A first step when digitising farms, data have to be collected and transmitted to be used. ‘Beacons’ have been set up as transmitters that send their signals using an energy-saving Bluetooth protocol. These beacons transmit their signals over a radius of just under 30 metres. The signals are detected and decoded by a compatible app on a smartphone, tablet or computer. When a Bluetooth-compatible device comes within range of the transmitter the data are collected and processed. If installed on equipment, tractors, combine harvesters, lorries or at a loading point, they allow a vehicle or device to be clearly identified. The crop’s route from the field to the barn is documented seamlessly. Every vehicle, whatever its age, manufacturer or purpose, can be fitted with one of these beacons.

Beacons can send a position relative to the receiver. However, they cannot send an independent geographic position. An app collecting, networking and transmitting the signal sent by beacons can add a geographic position to the data by using an integrated positioning system such as GPS.

Figure 1 – How does the system work?

1. The beacon is activated and permanently paired with the app, then installed

on the analogue agricultural equipment.

2. If the Bluetooth-enabled device with the associated app on the tractor comes within range, they pair. Now both the position of the tractor and the duration of shared activity are collected and saved in the FMIS.

3. The information is available to all users authorised for the account in the farm management software.

4. All authorised users can track work in the farm management software.

Automatic documentation of all machinery

365Farmnet – developer of the farm management platform by the same name – created a practical application of such a smart IoT system consisting of Bluetooth beacon, app and FMIS. The 365Active system is made up by 365ActiveBoxes containing beacons, the 365Active app and a smart application in the platform offering booking proposals and detailed analyses.

As shown in Figure 1, the system is an IoT application that works by networking all connected components: The boxes can be installed on any farm equipment such as plough, manure spreader or cultivator but also on buildings, for example at a loading point for manure. The device then continuously transmits its ID from that position. When a Bluetooth-enabled device such as a tablet installed on a tractor comes within range, the transmitter and receiver pair with each other using the app. Both the position of the tractor (via the mobile device) and the duration of ‘shared’ activity are collected and saved in encrypted form in the Cloud, a backup data server. The app collects the data even when no internet connection is available and synchronises with the platform once connection is available again. Thus, the documentation is automated and comprehensive once the system is installed and the app is activated. Farmers can document automatically while working in the field. Also, farmers can at any time see real-time information about the location and route travelled by the machines.
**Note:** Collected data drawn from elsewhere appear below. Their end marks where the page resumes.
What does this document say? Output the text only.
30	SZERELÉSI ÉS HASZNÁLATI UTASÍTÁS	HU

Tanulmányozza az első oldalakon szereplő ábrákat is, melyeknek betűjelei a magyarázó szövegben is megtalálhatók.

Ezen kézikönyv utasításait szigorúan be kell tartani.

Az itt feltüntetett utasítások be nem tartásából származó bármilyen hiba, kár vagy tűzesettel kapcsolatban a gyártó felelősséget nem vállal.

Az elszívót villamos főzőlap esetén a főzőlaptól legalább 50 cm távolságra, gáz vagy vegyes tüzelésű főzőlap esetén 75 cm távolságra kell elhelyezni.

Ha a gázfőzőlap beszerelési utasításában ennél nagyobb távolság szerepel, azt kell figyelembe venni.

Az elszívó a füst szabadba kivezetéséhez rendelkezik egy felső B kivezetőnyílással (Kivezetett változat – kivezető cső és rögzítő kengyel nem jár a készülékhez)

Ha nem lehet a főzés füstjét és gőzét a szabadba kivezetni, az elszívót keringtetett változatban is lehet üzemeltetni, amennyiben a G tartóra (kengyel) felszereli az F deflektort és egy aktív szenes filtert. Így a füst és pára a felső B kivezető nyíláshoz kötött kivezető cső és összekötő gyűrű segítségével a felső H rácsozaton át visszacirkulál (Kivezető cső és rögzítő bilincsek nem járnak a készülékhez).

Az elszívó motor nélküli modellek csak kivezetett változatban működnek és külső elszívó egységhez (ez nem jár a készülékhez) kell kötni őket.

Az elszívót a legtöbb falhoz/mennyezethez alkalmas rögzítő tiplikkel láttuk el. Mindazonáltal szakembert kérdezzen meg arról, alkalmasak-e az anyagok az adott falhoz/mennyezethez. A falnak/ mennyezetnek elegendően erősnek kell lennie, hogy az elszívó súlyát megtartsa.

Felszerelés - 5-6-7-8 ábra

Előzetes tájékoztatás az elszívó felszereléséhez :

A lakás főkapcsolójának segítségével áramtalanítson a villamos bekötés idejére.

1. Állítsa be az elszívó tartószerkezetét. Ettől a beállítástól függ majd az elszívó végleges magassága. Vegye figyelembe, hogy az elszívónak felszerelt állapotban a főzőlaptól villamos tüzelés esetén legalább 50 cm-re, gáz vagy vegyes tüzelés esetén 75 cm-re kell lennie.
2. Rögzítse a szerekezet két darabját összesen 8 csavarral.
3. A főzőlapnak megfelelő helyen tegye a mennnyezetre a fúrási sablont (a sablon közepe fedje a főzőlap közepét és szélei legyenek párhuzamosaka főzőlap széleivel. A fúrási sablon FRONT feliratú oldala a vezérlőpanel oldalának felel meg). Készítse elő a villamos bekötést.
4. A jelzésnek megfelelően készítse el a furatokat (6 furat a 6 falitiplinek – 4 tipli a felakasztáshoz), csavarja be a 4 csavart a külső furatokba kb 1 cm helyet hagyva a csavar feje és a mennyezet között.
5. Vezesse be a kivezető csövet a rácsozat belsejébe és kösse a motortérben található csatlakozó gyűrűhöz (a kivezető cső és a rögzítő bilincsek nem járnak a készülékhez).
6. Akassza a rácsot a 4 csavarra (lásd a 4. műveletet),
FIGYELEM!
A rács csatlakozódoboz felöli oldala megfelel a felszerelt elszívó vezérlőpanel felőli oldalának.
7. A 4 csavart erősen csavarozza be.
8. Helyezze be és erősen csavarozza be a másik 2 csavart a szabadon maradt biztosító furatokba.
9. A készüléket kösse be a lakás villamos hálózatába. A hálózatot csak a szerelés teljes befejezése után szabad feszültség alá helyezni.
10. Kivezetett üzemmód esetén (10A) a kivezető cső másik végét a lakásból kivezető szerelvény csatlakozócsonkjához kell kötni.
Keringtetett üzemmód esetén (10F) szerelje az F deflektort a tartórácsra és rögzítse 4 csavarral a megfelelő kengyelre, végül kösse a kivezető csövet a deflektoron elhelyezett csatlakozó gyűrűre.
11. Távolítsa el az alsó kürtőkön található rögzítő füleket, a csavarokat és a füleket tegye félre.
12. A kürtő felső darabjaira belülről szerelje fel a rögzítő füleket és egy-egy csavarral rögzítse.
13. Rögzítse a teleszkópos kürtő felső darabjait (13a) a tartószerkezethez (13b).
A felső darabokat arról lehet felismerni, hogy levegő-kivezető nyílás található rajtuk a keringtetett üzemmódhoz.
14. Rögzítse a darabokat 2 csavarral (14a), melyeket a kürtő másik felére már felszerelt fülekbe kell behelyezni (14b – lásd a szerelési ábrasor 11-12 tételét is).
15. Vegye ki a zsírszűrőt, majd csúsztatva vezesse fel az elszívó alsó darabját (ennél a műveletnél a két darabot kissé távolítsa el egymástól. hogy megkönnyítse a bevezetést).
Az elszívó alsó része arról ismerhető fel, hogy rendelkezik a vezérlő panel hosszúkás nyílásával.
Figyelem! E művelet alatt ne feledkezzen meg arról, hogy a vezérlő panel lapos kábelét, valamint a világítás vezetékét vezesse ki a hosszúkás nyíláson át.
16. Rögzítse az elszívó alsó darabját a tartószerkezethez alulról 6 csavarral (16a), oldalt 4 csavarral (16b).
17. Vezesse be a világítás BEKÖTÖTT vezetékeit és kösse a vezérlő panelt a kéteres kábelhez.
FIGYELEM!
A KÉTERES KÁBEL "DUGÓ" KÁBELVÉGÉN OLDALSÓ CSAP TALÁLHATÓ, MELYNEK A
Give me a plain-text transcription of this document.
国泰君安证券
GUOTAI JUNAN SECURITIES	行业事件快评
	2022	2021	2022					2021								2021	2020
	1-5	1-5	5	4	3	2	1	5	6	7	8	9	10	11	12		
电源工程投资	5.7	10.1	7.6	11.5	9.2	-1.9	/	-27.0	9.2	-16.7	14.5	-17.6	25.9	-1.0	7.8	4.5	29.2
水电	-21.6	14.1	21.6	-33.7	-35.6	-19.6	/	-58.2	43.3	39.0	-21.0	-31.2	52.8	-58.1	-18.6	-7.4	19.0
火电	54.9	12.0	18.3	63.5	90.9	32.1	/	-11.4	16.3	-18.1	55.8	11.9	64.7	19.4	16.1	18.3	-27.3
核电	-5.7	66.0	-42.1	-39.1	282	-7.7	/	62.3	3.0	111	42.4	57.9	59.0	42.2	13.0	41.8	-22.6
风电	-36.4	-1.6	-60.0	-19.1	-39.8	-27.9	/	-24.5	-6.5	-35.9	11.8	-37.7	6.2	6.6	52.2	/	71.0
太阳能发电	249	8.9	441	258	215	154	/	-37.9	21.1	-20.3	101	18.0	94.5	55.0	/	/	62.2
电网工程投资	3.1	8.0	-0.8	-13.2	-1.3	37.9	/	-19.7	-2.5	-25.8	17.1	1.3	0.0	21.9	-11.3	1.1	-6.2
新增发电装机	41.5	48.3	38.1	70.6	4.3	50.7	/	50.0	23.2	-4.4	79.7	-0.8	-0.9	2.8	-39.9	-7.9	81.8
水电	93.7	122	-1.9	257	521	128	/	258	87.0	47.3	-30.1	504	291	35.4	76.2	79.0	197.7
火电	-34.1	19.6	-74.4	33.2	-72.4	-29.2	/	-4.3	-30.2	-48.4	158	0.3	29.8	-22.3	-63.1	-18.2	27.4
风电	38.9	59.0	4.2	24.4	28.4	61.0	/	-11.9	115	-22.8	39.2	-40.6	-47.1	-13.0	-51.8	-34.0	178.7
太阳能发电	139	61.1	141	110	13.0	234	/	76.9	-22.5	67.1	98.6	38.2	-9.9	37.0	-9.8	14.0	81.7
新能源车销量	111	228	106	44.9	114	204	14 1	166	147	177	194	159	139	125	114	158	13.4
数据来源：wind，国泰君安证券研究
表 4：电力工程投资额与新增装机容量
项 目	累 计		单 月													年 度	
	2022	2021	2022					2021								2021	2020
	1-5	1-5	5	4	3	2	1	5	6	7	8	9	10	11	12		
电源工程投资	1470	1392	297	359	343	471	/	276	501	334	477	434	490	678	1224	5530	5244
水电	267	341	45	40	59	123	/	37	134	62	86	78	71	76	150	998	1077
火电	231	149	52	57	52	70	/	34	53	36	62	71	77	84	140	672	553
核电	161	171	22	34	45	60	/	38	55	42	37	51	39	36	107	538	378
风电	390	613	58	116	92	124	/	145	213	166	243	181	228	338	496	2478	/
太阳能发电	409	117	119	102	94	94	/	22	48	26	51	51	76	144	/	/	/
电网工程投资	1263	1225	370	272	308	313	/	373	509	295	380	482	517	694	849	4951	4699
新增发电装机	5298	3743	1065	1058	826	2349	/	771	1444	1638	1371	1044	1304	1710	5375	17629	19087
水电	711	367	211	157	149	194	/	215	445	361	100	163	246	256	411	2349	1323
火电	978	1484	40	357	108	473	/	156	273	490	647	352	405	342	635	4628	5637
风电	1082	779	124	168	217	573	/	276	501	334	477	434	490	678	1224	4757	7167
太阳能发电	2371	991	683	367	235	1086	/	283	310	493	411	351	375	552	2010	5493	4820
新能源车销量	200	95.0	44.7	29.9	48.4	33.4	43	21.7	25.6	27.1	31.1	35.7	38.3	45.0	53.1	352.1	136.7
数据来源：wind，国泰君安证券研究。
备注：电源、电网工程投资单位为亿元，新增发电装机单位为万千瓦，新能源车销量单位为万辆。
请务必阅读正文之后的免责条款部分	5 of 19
A great benefit of this form of automatic documentation is that it enables thorough task verification and safeguards valuable data. Thus, allowing for easy proof of measures and setting the basis for meaningful analysis. Recording and analysing working hours, downtime and travel time can for example reveal potential savings in machine utilisation. Additionally, calculating machine costs facilitates precise cost posting for different stages of operation.

Using smart IoT solutions such as the presented system can operate as a turnkey for Agriculture 4.0. It is a simple, cost-effective, robust and secure technological solution and can be used to digitise analogue and mixed machinery incrementally. Through universal applicability and low investment costs the system is open to all agribusinesses, the family farm and agricultural cooperatives alike.